Für Computerhardware einschließlich Peripherie sowie für Betriebs- und Anwendersoftware hat das Bundesfinanzministerium mit Schreiben vom 26. Februar 2021 eine betriebsgewöhnliche Nutzungsdauer von einem Jahr zugelassen, anwendbar für Wirtschaftsjahre, die nach dem 31. Dezember 2020 enden. Damit sinkt die frühere dreijährige Nutzungsdauer faktisch auf eine Sofortabschreibung im Anschaffungsjahr, ohne dass die Güter zu GWG werden. Es handelt sich um ein steuerliches Wahlrecht, nicht um eine zwingende Vorgabe, sodass handelsrechtlich auch eine längere Nutzungsdauer angesetzt werden kann. In der Anlagenbuchhaltung lässt sich dieser Fall über parallele Bewertungsbereiche abbilden, falls Handels- und Steuerbilanz auseinanderfallen.

Was ist ein Anlagenspiegel und wer muss ihn erstellen?

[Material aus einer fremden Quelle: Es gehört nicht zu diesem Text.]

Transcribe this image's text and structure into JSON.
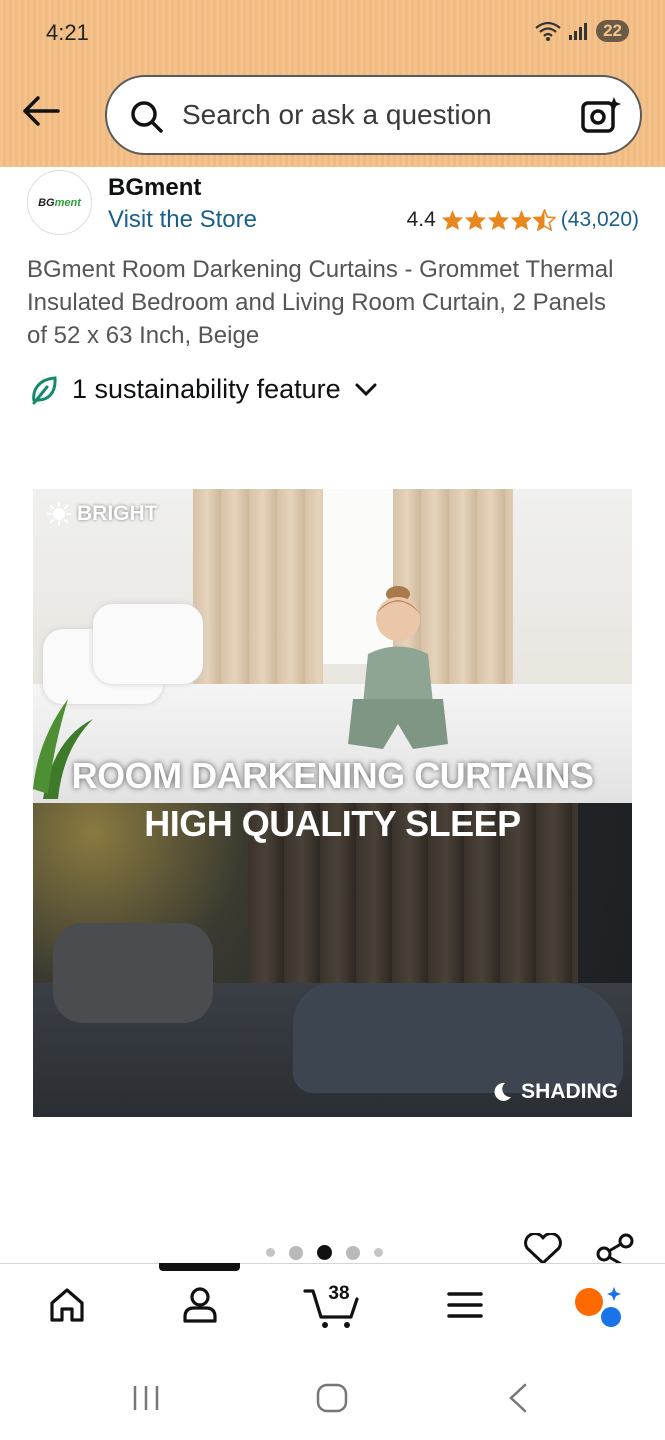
{
  "status_bar": {
    "time": "4:21",
    "battery": "22"
  },
  "search": {
    "placeholder": "Search or ask a question"
  },
  "seller": {
    "logo_text": "BGment",
    "name": "BGment",
    "visit_store": "Visit the Store"
  },
  "rating": {
    "value": "4.4",
    "stars": 4.5,
    "count": "(43,020)"
  },
  "product": {
    "title": "BGment Room Darkening Curtains - Grommet Thermal Insulated Bedroom and Living Room Curtain, 2 Panels of 52 x 63 Inch, Beige",
    "sustainability": "1 sustainability feature"
  },
  "hero_image": {
    "label_top": "BRIGHT",
    "headline_1": "ROOM DARKENING CURTAINS",
    "headline_2": "HIGH QUALITY SLEEP",
    "label_bottom": "SHADING"
  },
  "carousel": {
    "count": 5,
    "active_index": 2
  },
  "bottom_nav": {
    "items": [
      "home-icon",
      "account-icon",
      "cart-icon",
      "menu-icon",
      "rufus-icon"
    ],
    "active": "account",
    "cart_count": "38"
  },
  "colors": {
    "header": "#f4c28a",
    "link": "#1a5f8a",
    "star": "#e8871e",
    "leaf": "#138a6a"
  }
}
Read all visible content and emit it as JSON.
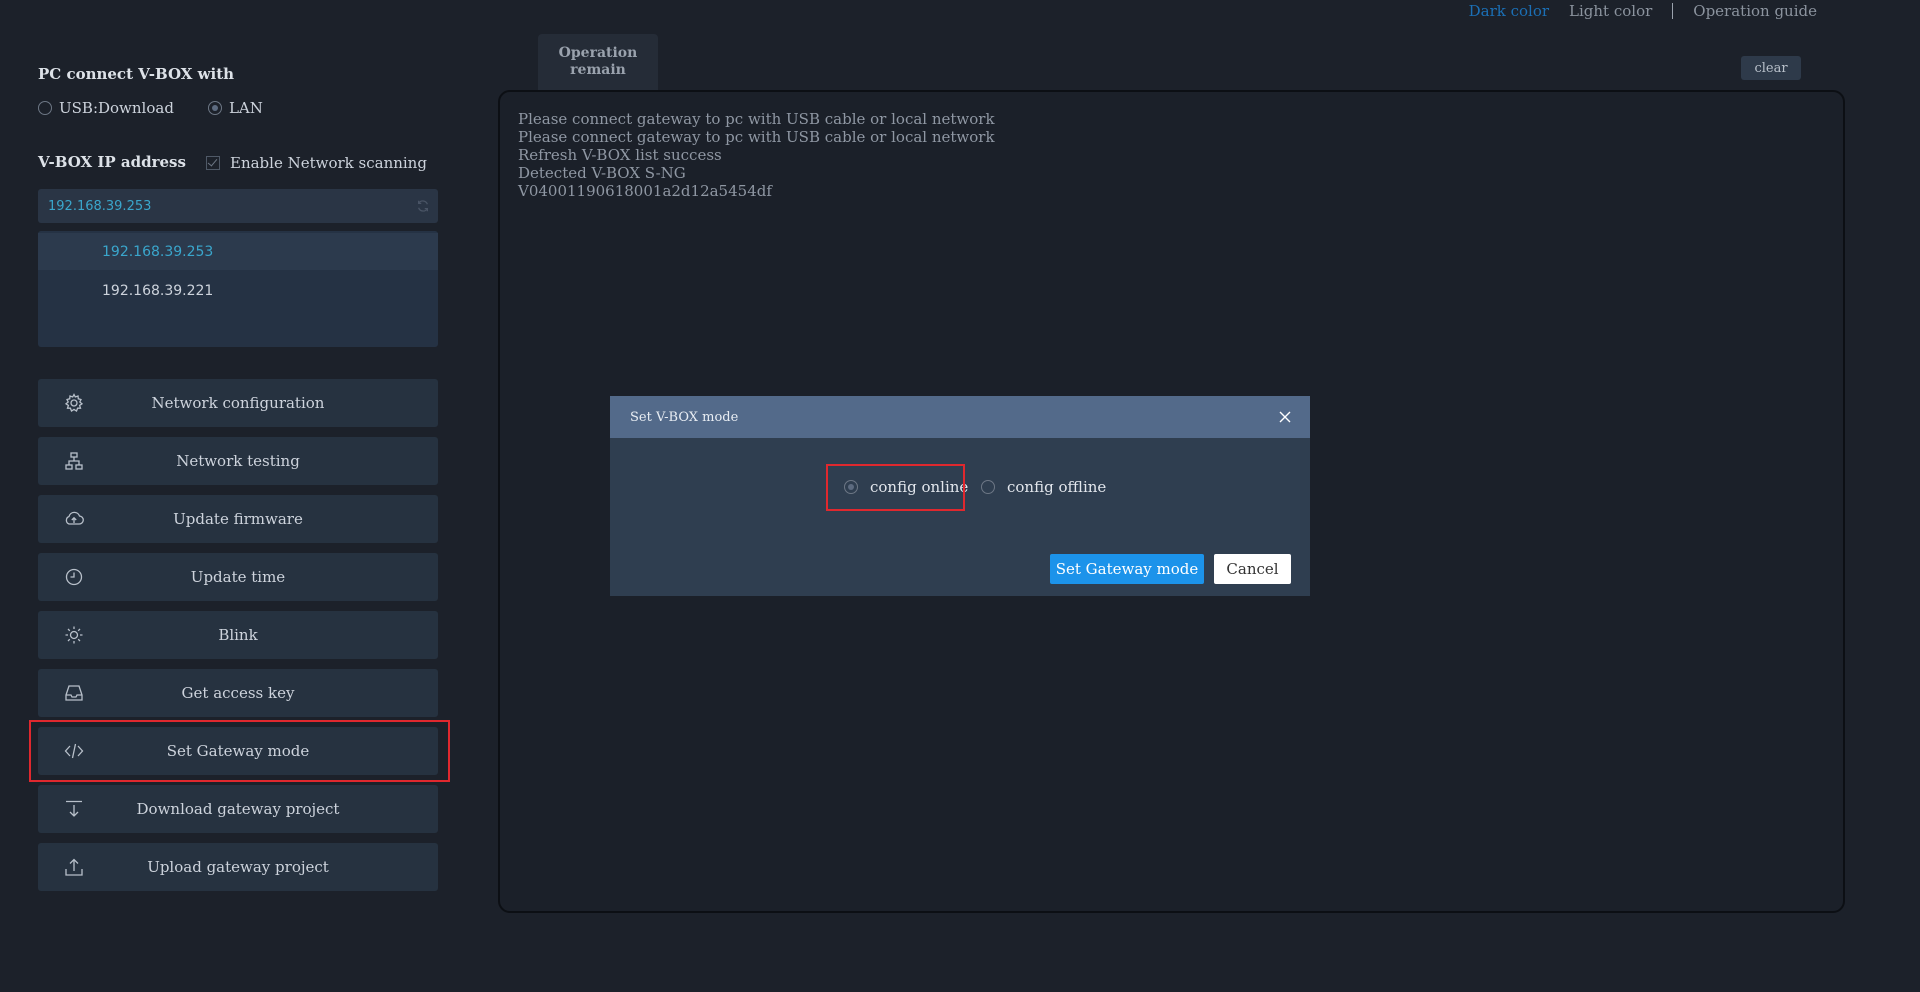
{
  "topbar": {
    "dark_color": "Dark color",
    "light_color": "Light color",
    "operation_guide": "Operation guide"
  },
  "connection": {
    "title": "PC connect V-BOX with",
    "options": [
      {
        "label": "USB:Download",
        "checked": false
      },
      {
        "label": "LAN",
        "checked": true
      }
    ]
  },
  "ip_section": {
    "title": "V-BOX IP address",
    "scan_label": "Enable Network scanning",
    "scan_checked": true,
    "current_ip": "192.168.39.253",
    "list": [
      "192.168.39.253",
      "192.168.39.221"
    ]
  },
  "actions": [
    {
      "label": "Network configuration",
      "icon": "gear-icon"
    },
    {
      "label": "Network testing",
      "icon": "network-icon"
    },
    {
      "label": "Update firmware",
      "icon": "cloud-upload-icon"
    },
    {
      "label": "Update time",
      "icon": "clock-icon"
    },
    {
      "label": "Blink",
      "icon": "sun-icon"
    },
    {
      "label": "Get access key",
      "icon": "inbox-icon"
    },
    {
      "label": "Set Gateway mode",
      "icon": "code-icon"
    },
    {
      "label": "Download gateway project",
      "icon": "download-icon"
    },
    {
      "label": "Upload gateway project",
      "icon": "upload-icon"
    }
  ],
  "log": {
    "tab_line1": "Operation",
    "tab_line2": "remain",
    "clear_label": "clear",
    "lines": [
      "Please connect gateway to pc with USB cable or local network",
      "Please connect gateway to pc with USB cable or local network",
      "Refresh V-BOX list success",
      "Detected V-BOX S-NG",
      "V04001190618001a2d12a5454df"
    ]
  },
  "modal": {
    "title": "Set V-BOX mode",
    "option_online": "config online",
    "option_offline": "config offline",
    "selected": "config online",
    "primary_label": "Set Gateway mode",
    "cancel_label": "Cancel"
  },
  "colors": {
    "highlight": "#e0282e",
    "primary": "#1c93ea",
    "accent": "#1b6fb5"
  }
}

Der Anlagenspiegel, auch Anlagengitter genannt, stellt die Entwicklung jeder Position des Anlagevermögens über das Geschäftsjahr dar, also Anschaffungskosten, Zugänge, Abgänge, Umbuchungen, Zuschreibungen und kumulierte Abschreibungen. Nach Paragraf 284 Absatz 3 HGB sind mittelgroße und große Kapitalgesellschaften sowie ihnen gleichgestellte Personenhandelsgesellschaften zur Aufstellung im Anhang verpflichtet, wobei zwingend die direkte Bruttomethode mit fortgeschriebenen historischen Anschaffungs- und Herstellungskosten anzuwenden ist. Kleine Kapitalgesellschaften sind nach Paragraf 288 Absatz 1 HGB von dieser Pflicht befreit. Eine gepflegte Anlagenbuchhaltung im ERP erzeugt den Anlagenspiegel automatisch aus den Stammsätzen und den protokollierten Bewegungen, was die Erstellung des Jahresabschlusses erleichtert.